In the rapidly evolving field of computer vision, video classification has become a focal area of research and application. With numerous methodologies available, choosing the appropriate one can be a daunting task. In this blog post, we’ll explore five distinct video classification methods that employ different architectures to achieve remarkable results.
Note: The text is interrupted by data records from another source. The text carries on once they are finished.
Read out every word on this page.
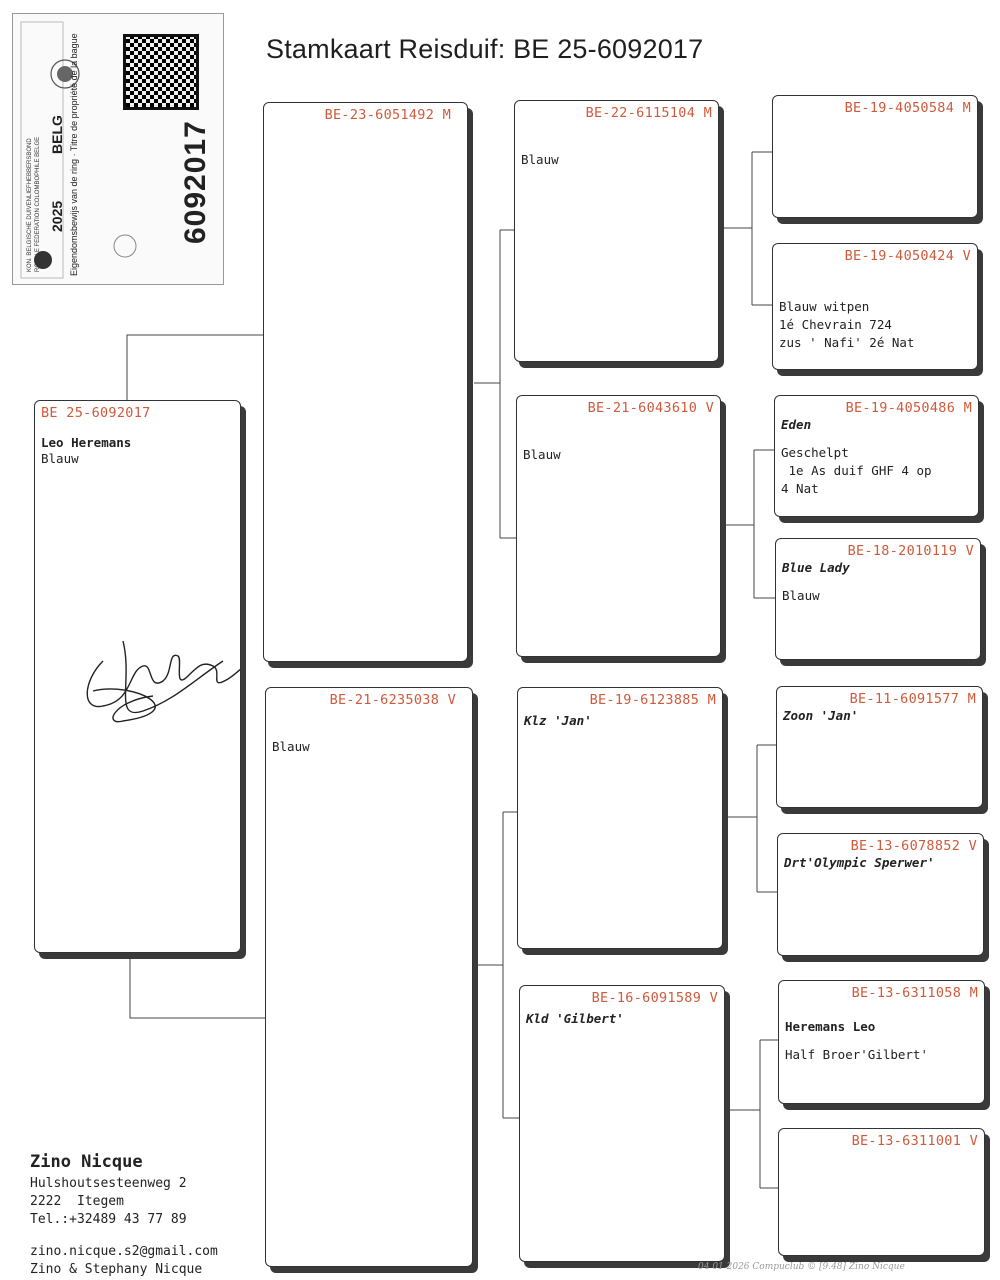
KON. BELGISCHE DUIVENLIEFHEBBERSBOND ROYALE FEDERATION COLOMBOPHILE BELGE 2025
BELG Eigendomsbewijs van de ring · Titre de propriété de la bague	6092017
Stamkaart Reisduif: BE 25-6092017
BE 25-6092017
Leo Heremans
Blauw
BE-23-6051492 M
BE-21-6235038 V
Blauw
BE-22-6115104 M
Blauw
BE-21-6043610 V
Blauw
BE-19-6123885 M
Klz 'Jan'
BE-16-6091589 V
Kld 'Gilbert'
BE-19-4050584 M
BE-19-4050424 V
Blauw witpen
1é Chevrain 724
zus ' Nafi' 2é Nat
BE-19-4050486 M
Eden
Geschelpt
1e As duif GHF 4 op
4 Nat
BE-18-2010119 V
Blue Lady
Blauw
BE-11-6091577 M
Zoon 'Jan'
BE-13-6078852 V
Drt'Olympic Sperwer'
BE-13-6311058 M
Heremans Leo
Half Broer'Gilbert'
BE-13-6311001 V
Zino Nicque
Hulshoutsesteenweg 2
2222  Itegem
Tel.:+32489 43 77 89
zino.nicque.s2@gmail.com
Zino & Stephany Nicque	04 01 2026 Compuclub © [9.48] Zino Nicque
Let’s dive in!
Overview of Video Classification Methods
- Method 1: Classify one frame at a time using a Convolutional Network (ConvNet).
- Method 2: Extract features from each frame with a ConvNet, passing the sequence to a Recurrent Neural Network (RNN) using a separate network.
- Method 3: Utilize a time-distributed ConvNet, passing the features through an RNN, functioning similarly to Method 2, but all integrated into one network (this architecture is referred to as the LRCN network).
- Method 4: Extract features from each frame with a ConvNet and pass the sequences to a Multi-Layer Perceptron (MLP).
- Method 5: Make use of a 3D convolutional network, which has two versions of 3D convolution available.
Requirements
Before you begin, ensure that you have the following in place:
- Keras 2 and TensorFlow 1 or greater installed. You can check the requirements in the requirements.txt file.
- To install the necessary libraries, run:
pip install -r requirements.txt
Getting the Data
To get started, download the UCF dataset and prepare the necessary folders:
cd data
wget http://crcv.ucf.edu/data/UCF101/UCF101.rar
unrar e UCF101.rar
mkdir train
mkdir test
mkdir sequences
mkdir checkpoints
Once the folders are created, run the following scripts to organize the videos, extract their frames, and create a CSV file:
python 1_move_files.py
python 2_extract_files.py
Extracting Features
Before diving into the LSTM and MLP models, you’ll need to extract features from the video frames using a CNN. Execute the following script:
python extract_features.py
This process is resource-intensive and may take a while; on a Dell machine with a GeForce 960m GPU, it can take approximately 8 hours. If you’re interested in limiting the processing to the first N classes, there’s an option in the extract_features.py file.
Training the Models
You can train the chosen models by running the following scripts:
- The CNN-only method (Method #1):
python train_cnn.py
python train.py
Configuration options are available in the train.py file to select which model to run. Remember that all models are defined in models.py, so refer to this file to see the compatible models for training.
Training logs will be saved in CSV format and also in TensorBoard files. To monitor your progress while training, run the command:
tensorboard --logdir=data/logs
Demo and Future Improvements
As of now, a demo feature allowing input of a video file for predictions has not been implemented. However, contributions to enhance this project are welcome!
Future improvements include:
- Add data augmentation techniques to combat overfitting.
- Support multiple workers in the data generator for faster training.
- Add a demo script.
- Support additional datasets.
- Implement optical flow and more complex network architectures.
Troubleshooting
Should you encounter issues during implementation, consider the following troubleshooting tips:
- Ensure all required packages are installed and updated.
- Double-check that the dataset has been downloaded and extracted correctly.
- Verify the paths specified in any script align with the file paths on your system.
- If ffmpeg is not recognized, ensure it is installed and correctly set in your system path.
- For further assistance and collaboration opportunities, for updates, or to collaborate on AI development projects, stay connected with fxis.ai.
Conclusion
At fxis.ai, we believe that advancements in methods like video classification are crucial for the future of AI, enabling more comprehensive and effective solutions. Our team continually explores novel methodologies to push the envelope in artificial intelligence, ensuring our clients benefit from the latest technological innovations.
By understanding these five methods, you’re one step closer to implementing robust video classification solutions tailored to your specific needs!